Filme de imágenes y situaciones, más que de argumento o de interpretaciones, se estructura en diez secuencias en cinco segmentos temporales indicados por un intertítulo. El primero de éstos («Érase una vez») muestra a un hombre (Buñuel) en un balcón que afila una navaja de afeitar y secciona el ojo de una mujer (sec. 1). «Ocho años después» llega un ciclista vestido con un traje y disfrazado con una faldita y una esclavina, que lleva una caja de rayas, se cae en el suelo y una mujer que lo observa baja y lo besa (sec. 2); en su casa, la mujer recompone en la cama los complementos, ve unas hormigas que salen de la mano del ciclista y que se convierten en el bello de su axila y en un erizo de mar, mientras tanto, en la calle, un andrógino tantea con el bastón una mano que hay en el suelo y un policía se la entrega en la caja del ciclista, posteriormente un automóvil lo atropella (sec. 3); en la vivienda, el hombre (ciclista) se excita y acosa a la mujer, quien se defiende con una raqueta; el hombre toma dos cuerdas, en cada una de las cuales está enganchado un corcho, un piano con un burro muerto encima y un marista tumbado.

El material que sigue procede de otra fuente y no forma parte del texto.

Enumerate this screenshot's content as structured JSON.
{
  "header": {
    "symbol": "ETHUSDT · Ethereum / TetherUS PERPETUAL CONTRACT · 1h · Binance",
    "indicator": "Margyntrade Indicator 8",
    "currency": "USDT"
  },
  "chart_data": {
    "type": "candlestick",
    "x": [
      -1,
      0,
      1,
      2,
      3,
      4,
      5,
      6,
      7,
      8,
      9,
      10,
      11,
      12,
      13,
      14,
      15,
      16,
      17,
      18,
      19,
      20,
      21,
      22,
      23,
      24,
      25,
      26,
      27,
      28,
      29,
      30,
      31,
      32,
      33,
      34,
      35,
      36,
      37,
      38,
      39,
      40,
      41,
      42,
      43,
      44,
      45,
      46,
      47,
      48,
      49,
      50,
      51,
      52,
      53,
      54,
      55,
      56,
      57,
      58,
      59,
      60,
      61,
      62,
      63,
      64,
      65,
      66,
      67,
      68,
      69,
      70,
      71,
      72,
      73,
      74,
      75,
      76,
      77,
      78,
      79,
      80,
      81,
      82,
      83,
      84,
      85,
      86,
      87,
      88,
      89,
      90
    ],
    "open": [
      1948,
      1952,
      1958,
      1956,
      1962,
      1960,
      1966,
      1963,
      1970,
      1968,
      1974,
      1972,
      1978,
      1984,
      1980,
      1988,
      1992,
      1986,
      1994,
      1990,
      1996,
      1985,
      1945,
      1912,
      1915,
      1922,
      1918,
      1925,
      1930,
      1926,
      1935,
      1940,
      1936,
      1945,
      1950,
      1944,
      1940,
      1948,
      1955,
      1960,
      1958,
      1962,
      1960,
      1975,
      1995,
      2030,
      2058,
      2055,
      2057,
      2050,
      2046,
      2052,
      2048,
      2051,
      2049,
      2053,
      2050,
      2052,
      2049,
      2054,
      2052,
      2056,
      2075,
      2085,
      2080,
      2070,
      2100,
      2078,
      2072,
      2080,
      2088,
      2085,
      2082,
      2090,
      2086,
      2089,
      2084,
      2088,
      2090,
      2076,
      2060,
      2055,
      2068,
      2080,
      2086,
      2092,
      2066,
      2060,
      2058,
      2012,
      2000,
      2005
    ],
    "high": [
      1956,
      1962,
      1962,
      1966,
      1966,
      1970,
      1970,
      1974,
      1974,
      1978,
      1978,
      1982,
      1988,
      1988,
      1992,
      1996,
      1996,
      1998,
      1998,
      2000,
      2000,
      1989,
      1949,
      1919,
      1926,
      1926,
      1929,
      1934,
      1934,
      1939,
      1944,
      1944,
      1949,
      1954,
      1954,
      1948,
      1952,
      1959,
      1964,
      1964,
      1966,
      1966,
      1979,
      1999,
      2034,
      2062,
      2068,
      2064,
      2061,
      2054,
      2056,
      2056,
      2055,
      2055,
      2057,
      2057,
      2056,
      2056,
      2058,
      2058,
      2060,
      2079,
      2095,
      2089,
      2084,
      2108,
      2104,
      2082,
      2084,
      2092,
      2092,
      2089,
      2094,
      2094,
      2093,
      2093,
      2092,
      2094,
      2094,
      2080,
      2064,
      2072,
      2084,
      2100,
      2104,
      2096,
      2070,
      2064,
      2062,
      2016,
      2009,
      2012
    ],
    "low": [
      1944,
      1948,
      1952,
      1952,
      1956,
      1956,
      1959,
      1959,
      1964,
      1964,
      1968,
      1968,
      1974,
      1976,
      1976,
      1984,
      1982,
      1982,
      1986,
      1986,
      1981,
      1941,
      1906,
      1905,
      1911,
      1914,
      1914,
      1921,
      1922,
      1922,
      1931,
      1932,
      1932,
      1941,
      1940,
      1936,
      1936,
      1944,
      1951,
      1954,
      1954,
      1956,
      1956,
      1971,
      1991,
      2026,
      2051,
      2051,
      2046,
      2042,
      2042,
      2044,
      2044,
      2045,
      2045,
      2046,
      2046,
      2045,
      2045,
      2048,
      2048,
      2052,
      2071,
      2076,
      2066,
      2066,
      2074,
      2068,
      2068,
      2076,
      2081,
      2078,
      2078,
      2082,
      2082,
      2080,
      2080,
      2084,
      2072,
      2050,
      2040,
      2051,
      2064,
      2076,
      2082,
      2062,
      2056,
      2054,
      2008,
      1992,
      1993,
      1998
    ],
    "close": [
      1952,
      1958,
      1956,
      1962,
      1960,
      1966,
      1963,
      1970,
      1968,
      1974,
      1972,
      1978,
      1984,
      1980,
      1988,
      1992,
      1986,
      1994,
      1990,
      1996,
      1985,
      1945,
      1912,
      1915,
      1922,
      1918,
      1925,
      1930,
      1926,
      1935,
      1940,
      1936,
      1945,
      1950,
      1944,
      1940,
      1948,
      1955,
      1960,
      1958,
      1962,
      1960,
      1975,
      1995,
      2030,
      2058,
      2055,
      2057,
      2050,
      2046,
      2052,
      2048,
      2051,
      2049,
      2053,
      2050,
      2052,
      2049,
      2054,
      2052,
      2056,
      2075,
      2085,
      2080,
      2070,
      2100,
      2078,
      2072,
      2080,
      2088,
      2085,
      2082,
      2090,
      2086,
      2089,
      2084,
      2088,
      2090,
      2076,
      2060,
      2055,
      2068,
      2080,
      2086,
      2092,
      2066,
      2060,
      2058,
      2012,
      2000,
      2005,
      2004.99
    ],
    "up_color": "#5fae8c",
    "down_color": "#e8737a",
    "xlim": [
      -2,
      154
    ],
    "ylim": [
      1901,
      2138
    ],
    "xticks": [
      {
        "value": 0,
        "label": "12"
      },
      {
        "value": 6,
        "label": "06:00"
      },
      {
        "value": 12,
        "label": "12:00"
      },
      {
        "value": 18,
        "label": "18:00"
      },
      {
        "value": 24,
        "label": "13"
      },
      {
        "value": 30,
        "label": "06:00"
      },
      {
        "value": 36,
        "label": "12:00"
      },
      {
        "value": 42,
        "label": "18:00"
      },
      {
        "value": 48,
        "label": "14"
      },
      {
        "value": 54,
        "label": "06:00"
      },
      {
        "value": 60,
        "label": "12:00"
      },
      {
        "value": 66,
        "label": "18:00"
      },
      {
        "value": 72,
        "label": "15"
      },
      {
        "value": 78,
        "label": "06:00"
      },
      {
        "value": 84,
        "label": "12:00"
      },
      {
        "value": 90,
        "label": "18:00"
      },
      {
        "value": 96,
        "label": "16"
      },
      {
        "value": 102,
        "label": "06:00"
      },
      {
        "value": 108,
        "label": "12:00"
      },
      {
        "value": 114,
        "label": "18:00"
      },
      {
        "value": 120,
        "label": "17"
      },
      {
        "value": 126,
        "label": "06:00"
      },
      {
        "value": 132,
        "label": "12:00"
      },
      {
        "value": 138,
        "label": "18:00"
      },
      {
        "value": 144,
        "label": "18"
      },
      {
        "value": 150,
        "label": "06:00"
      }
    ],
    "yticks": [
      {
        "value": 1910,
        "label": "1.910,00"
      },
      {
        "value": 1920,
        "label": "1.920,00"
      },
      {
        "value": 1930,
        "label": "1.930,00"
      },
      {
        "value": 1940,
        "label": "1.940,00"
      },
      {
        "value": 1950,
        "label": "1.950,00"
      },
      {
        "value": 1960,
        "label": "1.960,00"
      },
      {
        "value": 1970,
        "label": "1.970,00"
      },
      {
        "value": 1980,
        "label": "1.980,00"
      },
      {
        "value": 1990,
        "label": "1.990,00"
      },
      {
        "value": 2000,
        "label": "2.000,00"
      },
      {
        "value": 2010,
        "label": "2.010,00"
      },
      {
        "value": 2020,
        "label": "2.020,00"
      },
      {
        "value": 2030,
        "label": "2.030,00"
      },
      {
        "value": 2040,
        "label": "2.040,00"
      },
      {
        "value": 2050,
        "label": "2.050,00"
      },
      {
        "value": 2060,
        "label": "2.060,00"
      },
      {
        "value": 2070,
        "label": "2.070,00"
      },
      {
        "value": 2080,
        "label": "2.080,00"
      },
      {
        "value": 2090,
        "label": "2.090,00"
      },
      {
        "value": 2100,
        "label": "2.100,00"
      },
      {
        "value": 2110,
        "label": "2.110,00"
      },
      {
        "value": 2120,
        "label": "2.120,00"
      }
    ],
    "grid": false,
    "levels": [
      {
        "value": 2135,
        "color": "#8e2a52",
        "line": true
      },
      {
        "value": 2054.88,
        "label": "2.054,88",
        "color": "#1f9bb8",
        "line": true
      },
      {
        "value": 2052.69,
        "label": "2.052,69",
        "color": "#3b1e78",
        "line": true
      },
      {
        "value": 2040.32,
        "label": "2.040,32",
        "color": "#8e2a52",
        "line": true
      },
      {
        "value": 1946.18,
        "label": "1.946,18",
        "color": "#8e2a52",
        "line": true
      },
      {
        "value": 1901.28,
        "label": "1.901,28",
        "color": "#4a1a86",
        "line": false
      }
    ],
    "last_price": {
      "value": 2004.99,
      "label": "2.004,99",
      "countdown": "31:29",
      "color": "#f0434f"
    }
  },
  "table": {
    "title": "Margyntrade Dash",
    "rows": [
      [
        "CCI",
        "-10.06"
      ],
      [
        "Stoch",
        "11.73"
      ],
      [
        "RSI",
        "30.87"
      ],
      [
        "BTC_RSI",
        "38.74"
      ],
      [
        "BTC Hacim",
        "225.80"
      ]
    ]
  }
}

La mujer huye y al cerrar una puerta atrapa la mano de la que salen hormigas (sec. 4). «Hacia las tres de la mañana» el ciclista recibe la visita de su alter ego que lo castiga de cara a la pared con libros en las manos (sec. 5). «Dieciséis años antes», en la misma habitación, los libros se convierten en pistolas con las que lo mata (sec. 6) y, en fundido, cae en un parque donde es recogido por unas personas (sec. 7). En la habitación, la mujer ve una mariposa cuyo tórax es semejante a una calavera y al ciclista, que se lleva la mano a la boca y desaparecen los labios, ella se pinta los suyos y al mirarlo de nuevo, ve que la boca del hombre ha sido sustituida por el bello de la axila de ella (sec. 8). En una playa la mujer camina con un hombre y se encuentra la caja, la bicicleta y los complementos del ciclista (sec. 9). «En primavera», esta pareja se encuentra semienterrada y aparentemente muerta en un desierto (sec. 10).

Temáticamente estamos ante una narración «irracional», que rompe con la verosimilitud narrativa al uso, donde aflora el instinto sexual y el sentido de la muerte: como en gran parte de la obra del cineasta aragonés, el resultado es la imposibilidad del amor auténtico, siempre negado por las convenciones burguesas. Se trata de poner en pie una moral que «exalta la pasión, la mixtificación, el insulto, la risa malévola, la atracción de las simas» como dice el autor. El título nada tiene que ver con la película -por más que Federico García Lorca se ofendiese al sentirse insultado- y se refiere a un poema que tiempo atrás había compuesto Buñuel. Hay imágenes de Un perro andaluz que han quedado grabadas para siempre en la memoria de cuantos han contemplado esta película, particularmente la mano con hormigas y el ojo abierto por una navaja de afeitar. Hay quien habla de esta cinta como un filme dadaísta o incluso uno de los primeros filmes underground de la historia; y han sido muchas las interpretaciones. El propio Buñuel, presionado por el núcleo surrealista de André Breton escribió que «la película no era más que un llamamiento público al asesinato». Pero, posteriormente, comenta a sus interpretadores a propósito de la famosa secuencia: «Un capitán de Caballería de Zaragoza y un profesor de alemán y muchas otras personas coincidieron en las mismas significaciones. Las cuerdas: los impedimentos morales. Los dos corchos: la frivolidad de la vida. Las dos calabazas secas: los testículos. Los curas: la religión. El piano: lirismo del amor. Y los burros: la muerte. En lugar de tratar de explicar las imágenes deberían aceptarse tal como son. ¿Me conmueven, me repugnan, me atraen? Con eso debería bastar». El caso es que el escándalo entonces sí era posible, como dan cuenta las 40 ó 50 denuncias presentadas en comisaría pidiendo su prohibición.